Maestro Chung honored for sharing Italian culture
“Korea knows very well about Italian music and maestro Chung is the best example of this encounter between Italian and Korean music,” said Italian Ambassador Marco della Seta, adding that Chung’s long musical history includes many connections to Italy. “Those Italian musicians who have had the privilege to play under his baton unanimously displayed deep admiration for him and his work.”
Chung’s connection to Italy began in the late 1970s, becoming the first principal guest conductor of Tatro Comunale in Florence. He continues to regularly work with the La Scala Philharmonic Orchestra in Milan.
“I am not the kind of person who likes to receive awards but I will happily receive this order as I deeply love Italy and have always enjoyed working with Italian artists,” said Chung. “There’s one thing I regard more important than the quality of music and that is humanity and that is why I love working with Italy.”
Chung recently made headlines again for selling out tickets for the Lotte Concert Hall’s one-year anniversary concerts scheduled to take place on Aug. 18 and 19, and he’ll be directing the new “One Korea Youth Orchestra,” which is being launched by the Lotte Concert Hall next year. It is currently taking applications from young musicians.
Many wondered if Chung is making a comeback to work with Korean musicians after putting down his baton for the Seoul Philharmonic orchestra two years ago, after being mired in controversy over several scandals regarding alleged embezzlement and violation of his duty. Chung was cleared of all charges on June 23 after months of police and prosecutors’ investigations that several civic groups had filed against him.

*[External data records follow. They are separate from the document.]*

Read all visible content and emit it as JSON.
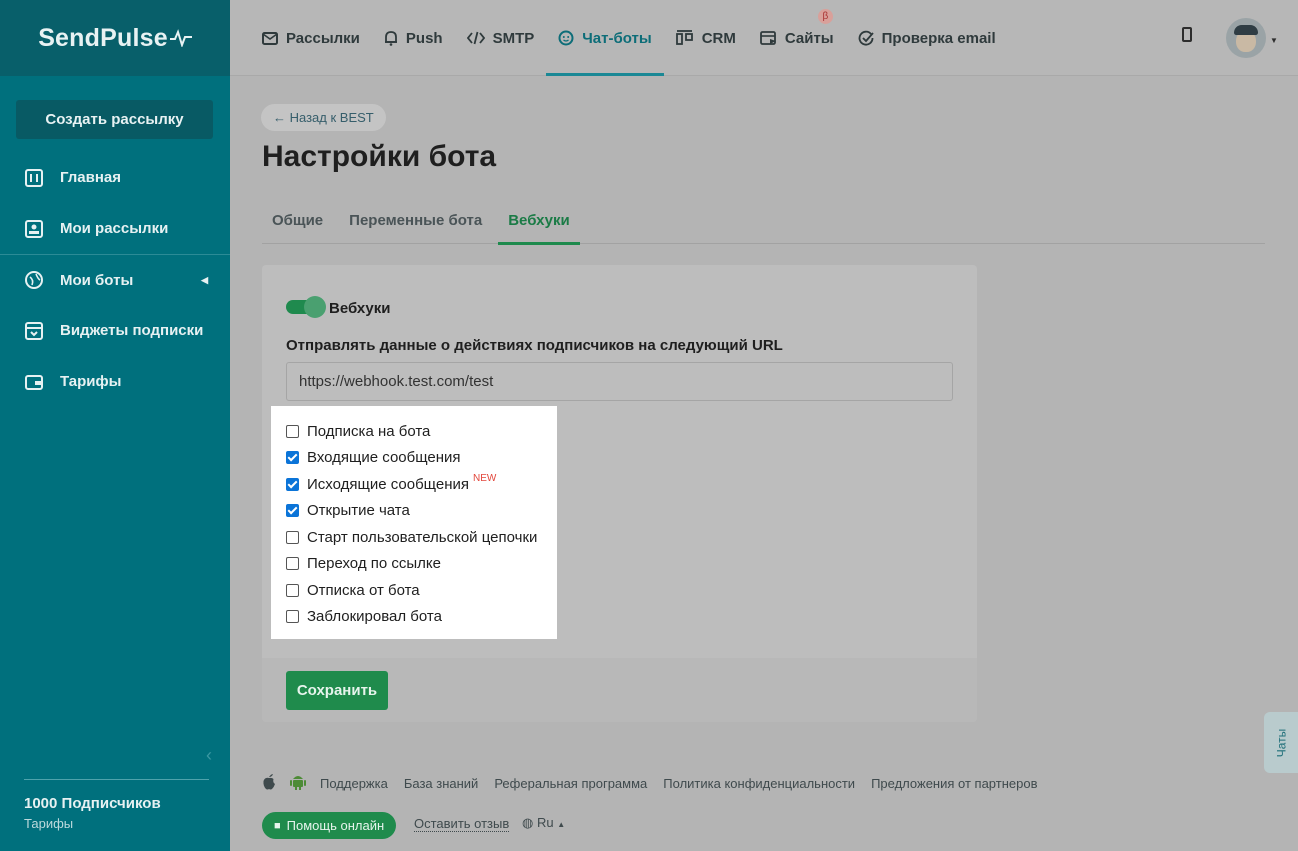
{
  "brand": {
    "name": "SendPulse"
  },
  "sidebar": {
    "create_button": "Создать рассылку",
    "items": [
      {
        "label": "Главная",
        "icon": "dashboard-icon"
      },
      {
        "label": "Мои рассылки",
        "icon": "mailings-icon"
      },
      {
        "label": "Мои боты",
        "icon": "globe-icon"
      },
      {
        "label": "Виджеты подписки",
        "icon": "widget-icon"
      },
      {
        "label": "Тарифы",
        "icon": "wallet-icon"
      }
    ],
    "subscribers": "1000 Подписчиков",
    "plan_link": "Тарифы"
  },
  "topnav": {
    "items": [
      {
        "label": "Рассылки",
        "icon": "envelope-icon"
      },
      {
        "label": "Push",
        "icon": "bell-icon"
      },
      {
        "label": "SMTP",
        "icon": "code-icon"
      },
      {
        "label": "Чат-боты",
        "icon": "chat-bot-icon"
      },
      {
        "label": "CRM",
        "icon": "crm-icon"
      },
      {
        "label": "Сайты",
        "icon": "website-icon",
        "badge": "β"
      },
      {
        "label": "Проверка email",
        "icon": "check-circle-icon"
      }
    ],
    "active": "Чат-боты"
  },
  "main": {
    "back_link": "← Назад к BEST",
    "title": "Настройки бота",
    "tabs": [
      "Общие",
      "Переменные бота",
      "Вебхуки"
    ],
    "active_tab": "Вебхуки",
    "webhooks": {
      "toggle_label": "Вебхуки",
      "toggle_on": true,
      "url_label": "Отправлять данные о действиях подписчиков на следующий URL",
      "url_value": "https://webhook.test.com/test",
      "events": [
        {
          "label": "Подписка на бота",
          "checked": false
        },
        {
          "label": "Входящие сообщения",
          "checked": true
        },
        {
          "label": "Исходящие сообщения",
          "checked": true,
          "badge": "NEW"
        },
        {
          "label": "Открытие чата",
          "checked": true
        },
        {
          "label": "Старт пользовательской цепочки",
          "checked": false
        },
        {
          "label": "Переход по ссылке",
          "checked": false
        },
        {
          "label": "Отписка от бота",
          "checked": false
        },
        {
          "label": "Заблокировал бота",
          "checked": false
        }
      ],
      "save_button": "Сохранить"
    }
  },
  "chats_tab": "Чаты",
  "footer": {
    "links": [
      "Поддержка",
      "База знаний",
      "Реферальная программа",
      "Политика конфиденциальности",
      "Предложения от партнеров"
    ],
    "help_button": "Помощь онлайн",
    "review_link": "Оставить отзыв",
    "language": "Ru"
  },
  "colors": {
    "sidebar": "#00707d",
    "accent_green": "#1f8b4c",
    "overlay": "#b4b4b4"
  }
}
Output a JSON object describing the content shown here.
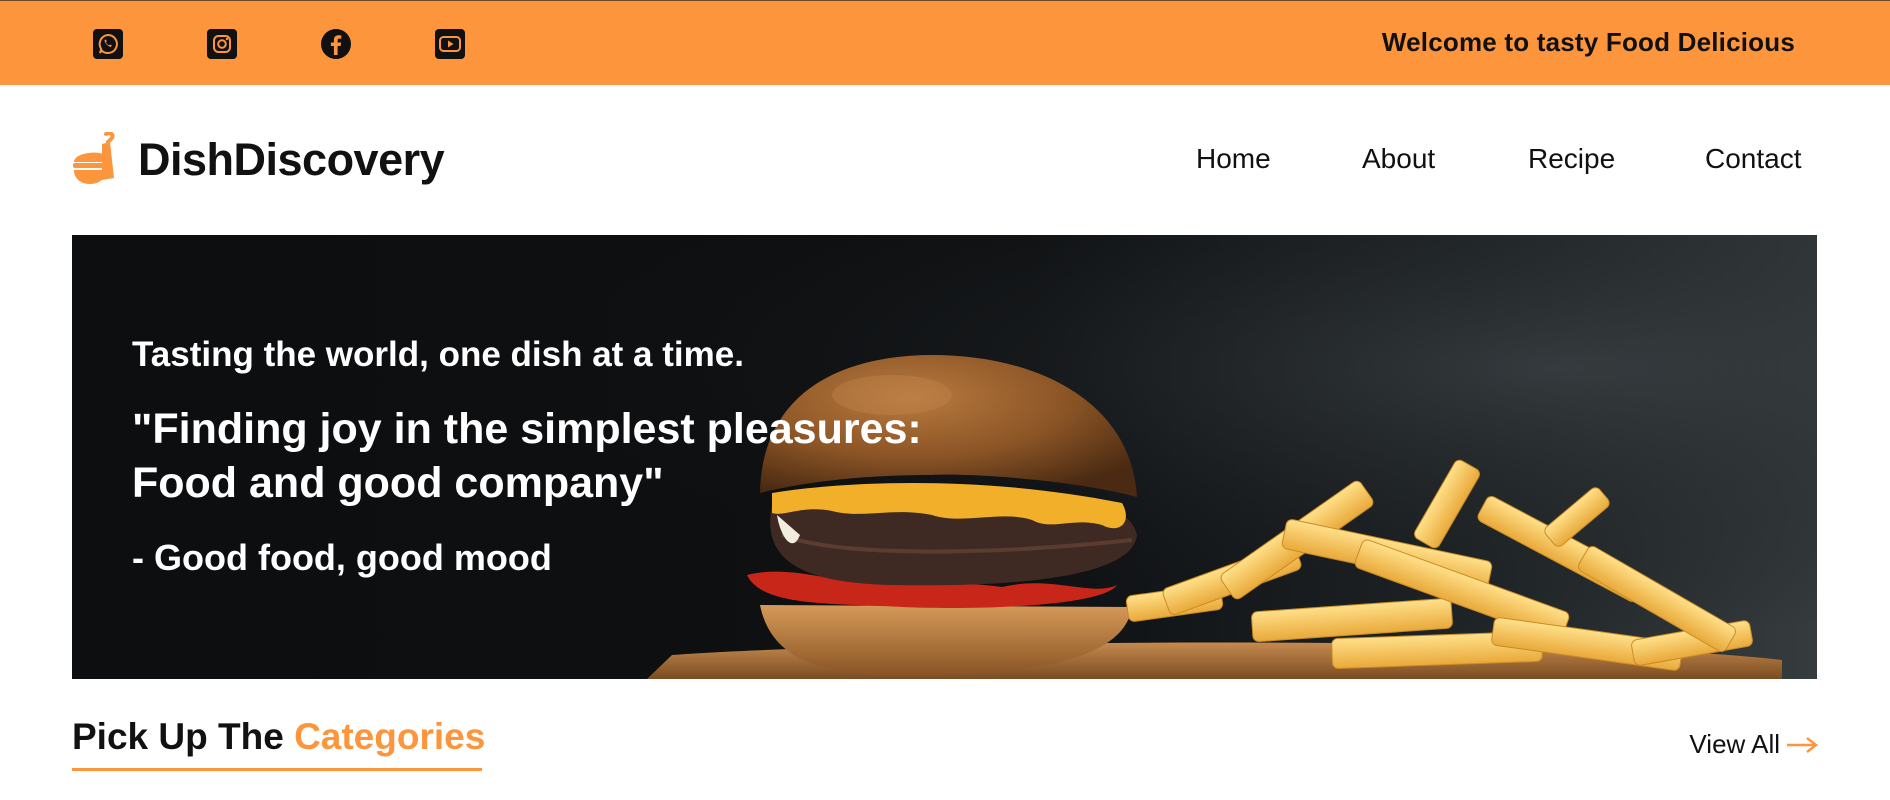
{
  "colors": {
    "accent": "#fd953d",
    "dark": "#111111",
    "hero_bg": "#0e1012",
    "white": "#ffffff"
  },
  "topbar": {
    "social_icons": [
      "whatsapp-icon",
      "instagram-icon",
      "facebook-icon",
      "youtube-icon"
    ],
    "welcome_text": "Welcome to tasty Food Delicious"
  },
  "header": {
    "logo_icon": "food-bowl-icon",
    "brand": "DishDiscovery",
    "nav": [
      {
        "label": "Home"
      },
      {
        "label": "About"
      },
      {
        "label": "Recipe"
      },
      {
        "label": "Contact"
      }
    ]
  },
  "hero": {
    "tagline": "Tasting the world, one dish at a time.",
    "quote_line1": "\"Finding joy in the simplest pleasures:",
    "quote_line2": "Food and good company\"",
    "signature": "- Good food, good mood",
    "image": "burger-and-fries-photo"
  },
  "categories": {
    "heading_prefix": "Pick Up The",
    "heading_accent": "Categories",
    "view_all_label": "View All",
    "view_all_icon": "arrow-right-icon"
  }
}
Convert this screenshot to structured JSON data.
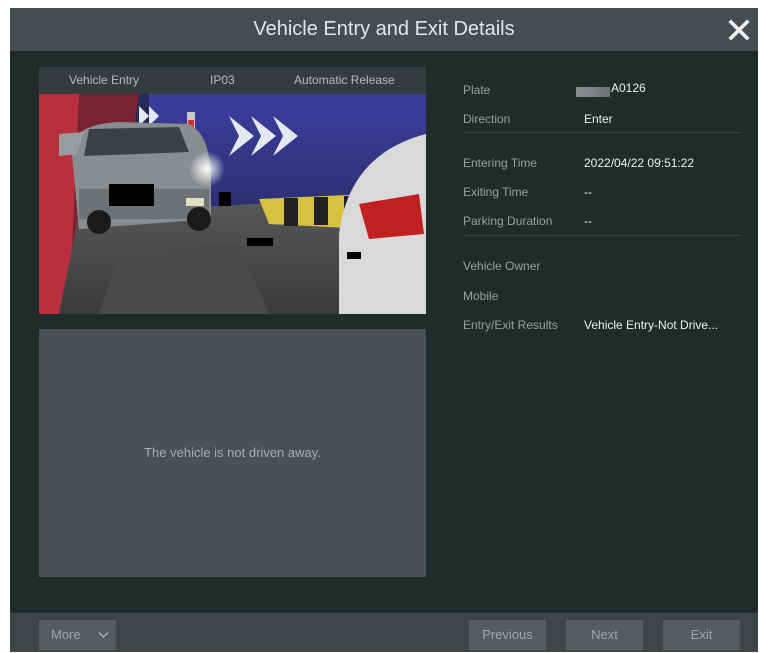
{
  "dialog": {
    "title": "Vehicle Entry and Exit Details",
    "close_icon": "close-icon"
  },
  "capture": {
    "event": "Vehicle Entry",
    "channel": "IP03",
    "release_mode": "Automatic Release",
    "photo_icon": "camera-snapshot"
  },
  "exit_panel": {
    "message": "The vehicle is not driven away."
  },
  "info": {
    "plate_label": "Plate",
    "plate_value": "A0126",
    "direction_label": "Direction",
    "direction_value": "Enter",
    "entering_time_label": "Entering Time",
    "entering_time_value": "2022/04/22 09:51:22",
    "exiting_time_label": "Exiting Time",
    "exiting_time_value": "--",
    "parking_duration_label": "Parking Duration",
    "parking_duration_value": "--",
    "vehicle_owner_label": "Vehicle Owner",
    "mobile_label": "Mobile",
    "results_label": "Entry/Exit Results",
    "results_value": "Vehicle Entry-Not Drive..."
  },
  "footer": {
    "more_label": "More",
    "previous_label": "Previous",
    "next_label": "Next",
    "exit_label": "Exit"
  },
  "colors": {
    "panel_bg": "#1f2c29",
    "titlebar_bg": "#484c4f",
    "button_bg": "#565b5e"
  }
}
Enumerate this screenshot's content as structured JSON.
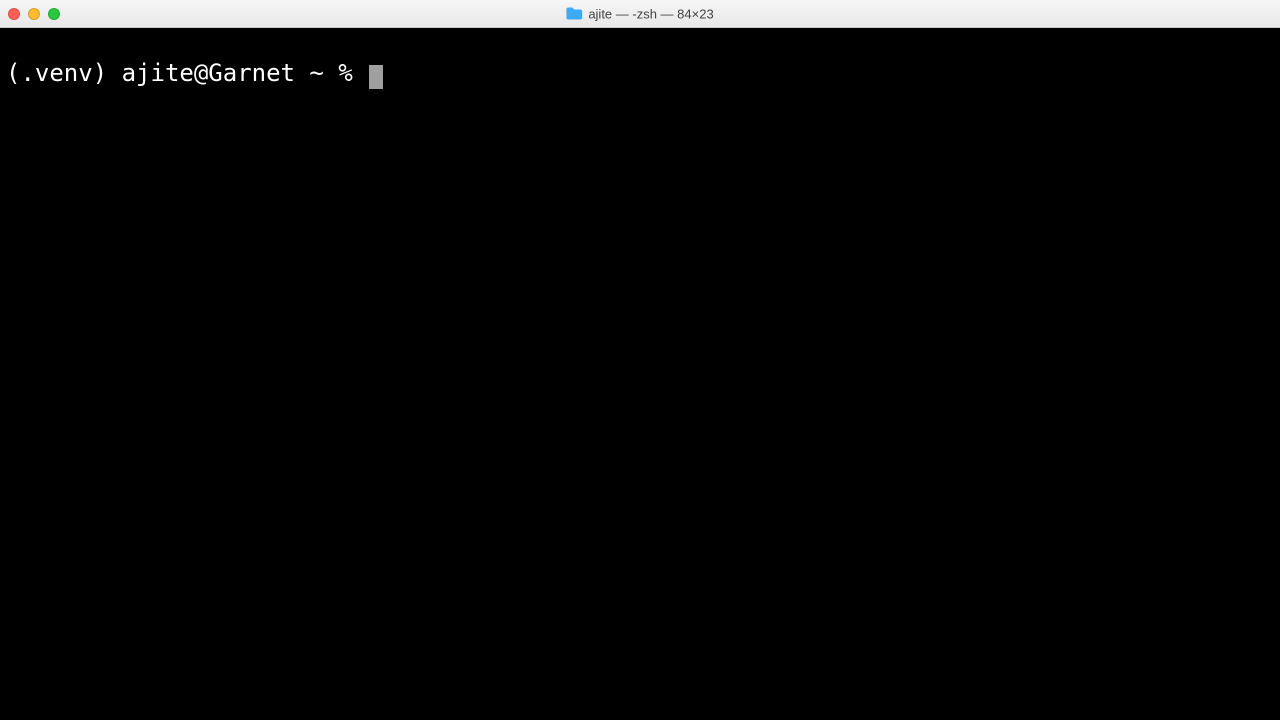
{
  "titlebar": {
    "title": "ajite — -zsh — 84×23",
    "folder_icon_color": "#3fa9f5"
  },
  "terminal": {
    "prompt": "(.venv) ajite@Garnet ~ % "
  }
}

However, Chung said Thursday at the ceremony that he’s not going to take any more permanent positions for orchestras, both inside and outside of Korea. Chung also recently left the music director position at the Orchestre Philharmonique de Radio France he held for about 15 years.
“I am now completely free from all the professional responsibilities,” said Chung. “From now on, I will only work with orchestras [as a guest conductor] that I enjoy working with and work for projects that moves my heart such as fostering young musicians and implant dreams into their hearts that one day we could perform together with North Korean musicians.”